At the same time, core inflation (the cost of goods and services excluding food and energy prices) remained unchanged from the previous month at 2.7%, also marginally below the expected 2.8%.
According to the report, services were the largest contributors to inflation, followed closely by food, alcohol, tobacco, and non-energy industrial goods.
Source: Eurostat
Rate Cuts on the Horizon?
As the ECB’s next meeting on December 12 approaches, the pressing question is whether interest rates will be lowered. Market expectations suggest the answer is yes, with a 25-basis-point cut already priced in. Given the latest data, a larger 50-point reduction now seems increasingly unlikely.
Should these expectations come true, it could signal that the ECB is moving away from the crisis-driven strategy that has defined its monetary policy since 2022 in the aftermath of the pandemic. A potential rate cut would not only mark the end of the strictest phase of the disinflation process but also indicate a shift toward a more forward-looking approach.

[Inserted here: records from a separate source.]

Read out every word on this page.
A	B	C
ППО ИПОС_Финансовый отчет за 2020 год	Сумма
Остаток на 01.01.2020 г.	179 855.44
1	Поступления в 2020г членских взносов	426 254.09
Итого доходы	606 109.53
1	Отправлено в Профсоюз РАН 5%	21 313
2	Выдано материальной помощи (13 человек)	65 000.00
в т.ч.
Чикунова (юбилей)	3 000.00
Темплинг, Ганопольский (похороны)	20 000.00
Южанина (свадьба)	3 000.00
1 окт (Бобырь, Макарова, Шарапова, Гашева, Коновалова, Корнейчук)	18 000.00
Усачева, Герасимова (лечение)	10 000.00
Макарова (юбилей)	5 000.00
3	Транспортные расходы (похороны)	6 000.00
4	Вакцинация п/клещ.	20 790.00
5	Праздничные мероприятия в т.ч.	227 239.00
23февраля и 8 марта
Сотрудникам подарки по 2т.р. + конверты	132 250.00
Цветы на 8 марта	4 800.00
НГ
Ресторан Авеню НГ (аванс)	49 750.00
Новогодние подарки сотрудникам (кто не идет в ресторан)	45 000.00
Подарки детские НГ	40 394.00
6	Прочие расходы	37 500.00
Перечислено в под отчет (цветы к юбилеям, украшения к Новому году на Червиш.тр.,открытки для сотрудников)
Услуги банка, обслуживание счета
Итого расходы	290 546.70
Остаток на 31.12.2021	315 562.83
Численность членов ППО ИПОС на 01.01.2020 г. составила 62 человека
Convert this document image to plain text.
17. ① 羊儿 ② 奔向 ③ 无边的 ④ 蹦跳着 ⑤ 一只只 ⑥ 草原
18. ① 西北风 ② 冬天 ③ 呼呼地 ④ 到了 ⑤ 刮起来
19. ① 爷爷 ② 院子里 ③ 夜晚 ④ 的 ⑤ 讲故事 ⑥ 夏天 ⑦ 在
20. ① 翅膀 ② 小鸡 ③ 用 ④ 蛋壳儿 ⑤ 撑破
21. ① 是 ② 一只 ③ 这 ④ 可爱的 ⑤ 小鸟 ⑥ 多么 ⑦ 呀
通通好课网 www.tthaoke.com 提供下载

Philip Lane, Chief Economist at ECB, stated in a podcast with the Financial Times:
“Once . . . the disinflation process [is] completed, then I think monetary policy needs to be essentially forward-looking, and to be scanning the horizon for what are the new shocks that might lead to less or more inflation pressure”.
He added that the ECB would likely transition from focusing on disinflation to addressing new challenges at some point, likely next year—maintaining inflation sustainably around the 2% target. After years of tight monetary policies, this could signal that the ECB believes the worst is behind us, though caution remains necessary moving forward.
How Will Markets Respond?
Investors anticipating a more dovish monetary policy could see this development as beneficial for European government bonds and equities. However, the euro may weaken if the ECB takes a softer stance compared to other central banks, such as the Federal Reserve. A larger-than-expected rate cut could exacerbate the euro’s decline against the dollar.
At the same time, external factors, such as the possibility of higher tariffs on European goods under incoming U.S. President Donald Trump, could increase uncertainty and harm businesses of all sizes across the EU and globally.